Klein rejected the depiction of Shikaki as a moderate.

“We’re upset about his being at Brandeis because the evidence is too strong he is involved with terrorist groups, and I’ve never heard him unequivocally condemning the Palestinian Authority for not dismantling terrorists,” Klein said.

Shikaki tries to avoid opinion in his presentations, focusing on analysis. In a Jan. 19 presentation at the U.S. Institute of Peace, a government-run think tank in Washington, he predicted that P.A. President Mahmoud Abbas’ failure to disarm Hamas would harm relations with the United States if Hamas joins the P.A. government after Jan. 25 legislative elections.

“Washington will have a hard time dealing with Hamas being in government at a time when Hamas does not recognize Israel” and keeps its weapons, Shikaki said.

The transcripts reported in the New York Sun suggest that the contact with Hammoudeh and his colleagues made Shikaki uncomfortable. Hammoudeh asks Shikaki on Jan. 15, 1995, “If you please, do us a favor. There is an amount of money for orphans in Nablus.”

Shikaki replies: “Um Eah. (pause, sighs.) Okay, when do you want to give it to them.”

Shikaki cut off Hammoudeh a few weeks later, five days after President Clinton signed an order in late January 1995 designating Islamic Jihad as a terrorist group.

“If you have another way to give them money, any way but my way,” the transcript records Shikaki as telling Hammoudeh on Jan. 28, 1995.

A February 1995 wiretap records Mazen al-Najjar, who was deported in 2001 because of his alleged Islamic Jihad ties, complaining to a colleague that “Khalil refused to receive” funds for orphans. Al-Najjar also suggests that the “Orphan Sponsorship Project” had used a Florida bank account in Shikaki’s name.

Al-Najjar is a brother-in-law of Sami al-Arian, a professor who was the principal defendant in the Florida case. The jury acquitted al-Arian on some charges and deadlocked on others.

Shikaki said his decision not to work with Hammoudeh had nothing to do with Clinton’s order.

“At the time, I wasn’t aware of Clinton’s decree,” he said.

Shikaki often works with Jewish groups. He has been a frequent guest of the Washington Institute for Near East Policy, a think tank with a pro-Israel emphasis.
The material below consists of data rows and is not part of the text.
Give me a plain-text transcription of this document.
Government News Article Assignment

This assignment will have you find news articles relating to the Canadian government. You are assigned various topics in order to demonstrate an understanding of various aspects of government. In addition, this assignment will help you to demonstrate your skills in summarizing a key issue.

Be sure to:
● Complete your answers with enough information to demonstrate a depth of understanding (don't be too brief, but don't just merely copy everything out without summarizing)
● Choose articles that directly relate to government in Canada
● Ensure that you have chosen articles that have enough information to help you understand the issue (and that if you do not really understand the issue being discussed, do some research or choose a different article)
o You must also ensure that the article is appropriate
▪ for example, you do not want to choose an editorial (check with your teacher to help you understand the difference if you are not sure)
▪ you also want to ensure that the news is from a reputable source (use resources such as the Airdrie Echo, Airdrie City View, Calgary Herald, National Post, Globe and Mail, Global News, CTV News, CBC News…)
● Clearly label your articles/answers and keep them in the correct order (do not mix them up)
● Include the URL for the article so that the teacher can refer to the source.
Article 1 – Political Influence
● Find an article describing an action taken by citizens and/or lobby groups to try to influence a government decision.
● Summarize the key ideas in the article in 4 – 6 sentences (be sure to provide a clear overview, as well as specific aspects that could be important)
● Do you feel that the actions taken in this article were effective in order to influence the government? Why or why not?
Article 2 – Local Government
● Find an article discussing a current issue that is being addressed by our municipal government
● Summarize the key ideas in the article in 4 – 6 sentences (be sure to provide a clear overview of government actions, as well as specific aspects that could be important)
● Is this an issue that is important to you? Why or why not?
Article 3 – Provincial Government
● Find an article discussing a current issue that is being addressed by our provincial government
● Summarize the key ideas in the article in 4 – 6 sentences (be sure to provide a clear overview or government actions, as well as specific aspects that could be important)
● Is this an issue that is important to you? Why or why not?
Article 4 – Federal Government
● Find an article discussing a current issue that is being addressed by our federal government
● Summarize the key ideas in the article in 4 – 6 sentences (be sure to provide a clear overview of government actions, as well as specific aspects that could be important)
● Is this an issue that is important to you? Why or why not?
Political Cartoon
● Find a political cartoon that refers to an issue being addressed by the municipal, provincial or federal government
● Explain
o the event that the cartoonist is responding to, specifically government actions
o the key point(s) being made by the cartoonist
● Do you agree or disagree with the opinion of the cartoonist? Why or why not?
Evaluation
In 2003, a mob ransacked Shikaki’s Ramallah offices and injured him after he published a poll showing that very few Palestinian refugees would actualize a “right of return” to Israel even if it were granted. Palestinian leaders have portrayed such a right as sacrosanct.

Shikaki also has a relationship with USIP, where he spoke Thursday about the seeming contrast between moderation among mainstream Palestinians, which he said was increasing, and growing support for Hamas, a rejectionist terrorist group.

Shikaki predicted that Hamas would not win outright in the Palestinian elections, but would make a strong enough showing to join a coalition government.

Palestinian voters “turned to Hamas because they were angry, they turned to Hamas because they wanted clean government,” he said.

He also projected that Abbas, a relative moderate, would use a Hamas alliance to crush Islamic Jihad after the elections. He said Islamic Jihad has little support among Palestinians, and mostly follows Iran’s agenda.